As cooler weather approaches The Bay Area, homeowners are getting ready to “seal” their homes off from the outside until Spring arrives (hopefully sooner than later).  While sealing your home off from sometimes cold and rainy winters, it also means that you are sealing in your indoor air.  It’s a fact that indoor air pollutants cause more damage than outdoor air pollutants.

The subject of indoor air quality came up when we remodeled our kitchen last year and the kitchen remodeling company in Mountain View we hired exposed some potentially hazardous materials inside the walls of our 30+ year home.

While indoor air pollutants in the home can come from chemicals and fumes from products inside the home, sometimes organic matter, called Bioaerosols, can do even more damage if exposed over a prolonged period of time.  Some studies even suggest the main reason we tend to get chronic colds and other ailments over the Winter is because we spend so much time indoors, breathing in everything floating around our home.

What are Bioaerosols?

Bioaerosols are airborne contaminants that can cause a variety of respiratory problems when inhaled. Common examples of this are pollen, viruses, bacteria and mold spores. Some may cause allergic reactions, and others infections. Frequent contamination can lead to chronic respiratory difficulties.

Symptoms of the Problem

Early signs of attacks by antigens and allergens include coughing, sneezing, runny noses and tight chests. Some sufferers develop a condition called hypersensitivity pneumonitis as a response to repeated infections. If left untreated, this can lead to more serious conditions including asthma.
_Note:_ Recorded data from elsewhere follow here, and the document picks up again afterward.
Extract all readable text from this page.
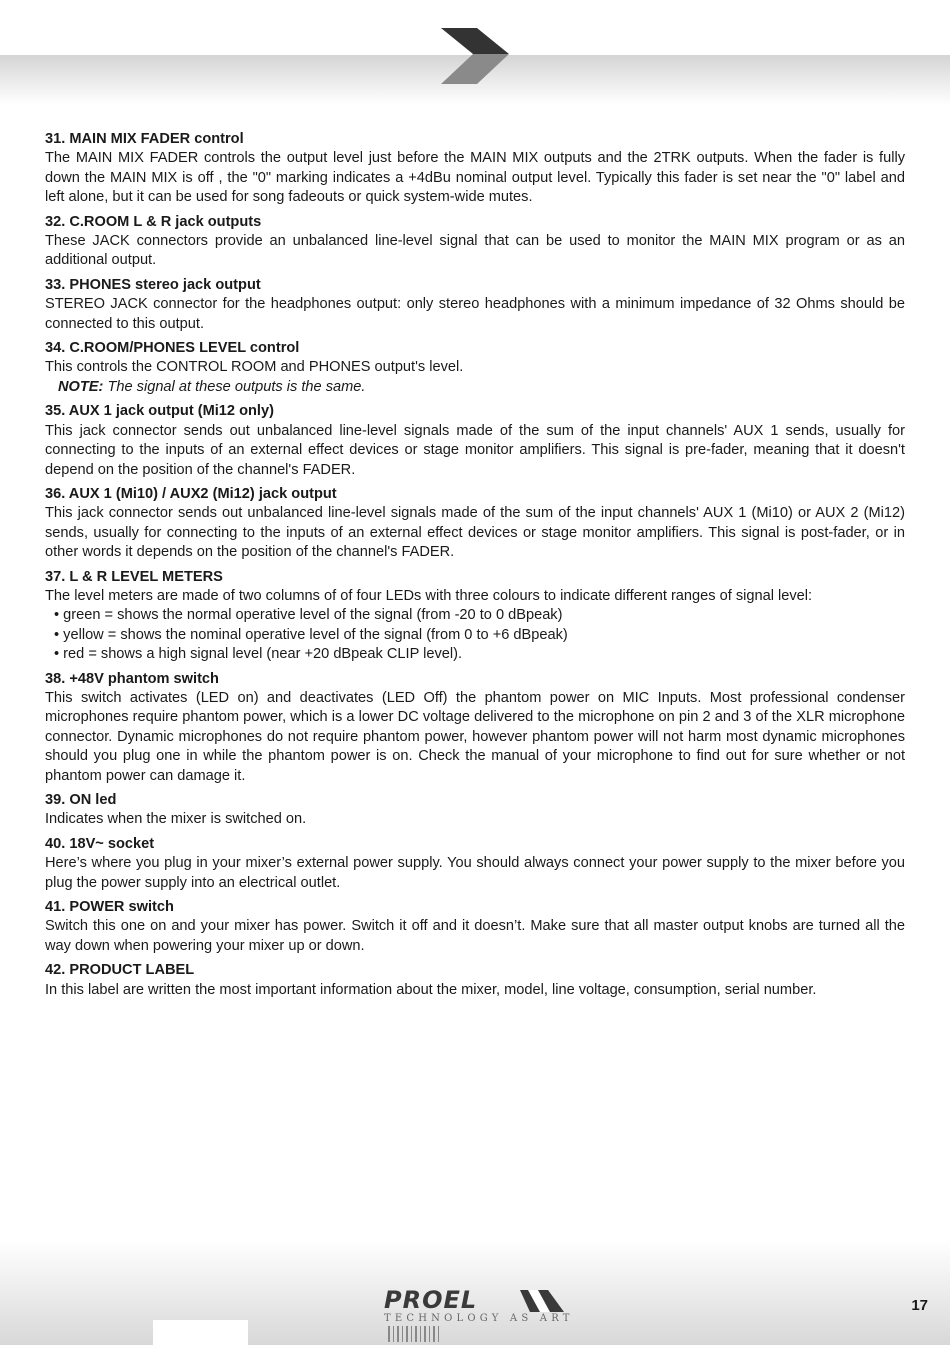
31. MAIN MIX FADER control
The MAIN MIX FADER controls the output level just before the MAIN MIX outputs and the 2TRK outputs. When the fader is fully down the MAIN MIX is off , the "0" marking indicates a +4dBu nominal output level. Typically this fader is set near the "0" label and left alone, but it can be used for song fadeouts or quick system-wide mutes.
32. C.ROOM L & R jack outputs
These JACK connectors provide an unbalanced line-level signal that can be used to monitor the MAIN MIX program or as an additional output.
33. PHONES stereo jack output
STEREO JACK connector for the headphones output: only stereo headphones with a minimum impedance of 32 Ohms should be connected to this output.
34. C.ROOM/PHONES LEVEL control
This controls the CONTROL ROOM and PHONES output's level.
NOTE: The signal at these outputs is the same.
35. AUX 1 jack output (Mi12 only)
This jack connector sends out unbalanced line-level signals made of the sum of the input channels' AUX 1 sends, usually for connecting to the inputs of an external effect devices or stage monitor amplifiers. This signal is pre-fader, meaning that it doesn't depend on the position of the channel's FADER.
36. AUX 1 (Mi10) / AUX2 (Mi12) jack output
This jack connector sends out unbalanced line-level signals made of the sum of the input channels' AUX 1 (Mi10) or AUX 2 (Mi12) sends, usually for connecting to the inputs of an external effect devices or stage monitor amplifiers. This signal is post-fader, or in other words it depends on the position of the channel's FADER.
37. L & R LEVEL METERS
The level meters are made of two columns of of four LEDs with three colours to indicate different ranges of signal level:
• green = shows the normal operative level of the signal (from -20 to 0 dBpeak)
• yellow = shows the nominal operative level of the signal (from 0 to +6 dBpeak)
• red = shows a high signal level (near +20 dBpeak CLIP level).
38. +48V phantom switch
This switch activates (LED on) and deactivates (LED Off) the phantom power on MIC Inputs. Most professional condenser microphones require phantom power, which is a lower DC voltage delivered to the microphone on pin 2 and 3 of the XLR microphone connector. Dynamic microphones do not require phantom power, however phantom power will not harm most dynamic microphones should you plug one in while the phantom power is on. Check the manual of your microphone to find out for sure whether or not phantom power can damage it.
39. ON led
Indicates when the mixer is switched on.
40. 18V~ socket
Here’s where you plug in your mixer’s external power supply. You should always connect your power supply to the mixer before you plug the power supply into an electrical outlet.
41. POWER switch
Switch this one on and your mixer has power. Switch it off and it doesn’t. Make sure that all master output knobs are turned all the way down when powering your mixer up or down.
42. PRODUCT LABEL
In this label are written the most important information about the mixer, model, line voltage, consumption, serial number.
PROEL
TECHNOLOGY AS ART
17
Where to Look for Bioaerosols

Bioaerosols including bacteria, mold, mildew and dust mites are living organisms that thrive under similar conditions to people living innocently in their homes. These factors include moderate to high humidity and warm ambient temperatures. Hence they also often develop naturally in humidifier reservoirs and dehumidifier drip pans, as well as toilets, showers and ice-making machines.

They soon appear in flooded houses, where they thrive on damp ceiling panels, wet carpets and paneling that’s absorbed moisture. When disturbed, they release tiny spores into the air as they migrate to more destinations. You’ll know when they arrive because you’ll either have an allergic reaction, or spot those characteristic stains.

What to Do when You Detect Mold

Mold is a surprisingly common occurrence in modern homes. Some people overlook it, some pretend it’s not there, while others spend a lifetime trying to get rid of it. The truth is that the environment must change first, or else you’ll just keep on moving it around.

First Steps

  • By a hygrometer at a garden store so you can gauge the temperature and humidity level in your home
  • Compare your home with others in your area. Is it warmer with a higher humidity factor?
  • Do you make the problem worse by hanging damp clothing up indoors, or bathing or showering frequently?
  • Does your basement, or attic feel damp when you enter? Touch the walls, rest your hand on the floor, and look for dripping pipes.
  • What are you doing to vent the moisture? How often do you open the windows during winter?

If you discover a severe mold infestation or it’s in a hard to reach place, consider calling in a mold removal company.

Setting Targets

Aim to keep the humidity in your home below 50%. Experiment by opening windows, venting the clothes dryer properly, and taking cooler showers. You’ll soon find the best match to your lifestyle. If this sounds a challenge, take another look at your mold before you drop the idea.

The Promise of a Happy, Healthy Lifestyle

Once you get mold and other bioaerosols under control in your family home, you’ll not only benefit from a cleaner house and better health, you may also feel a better sense of well-being too.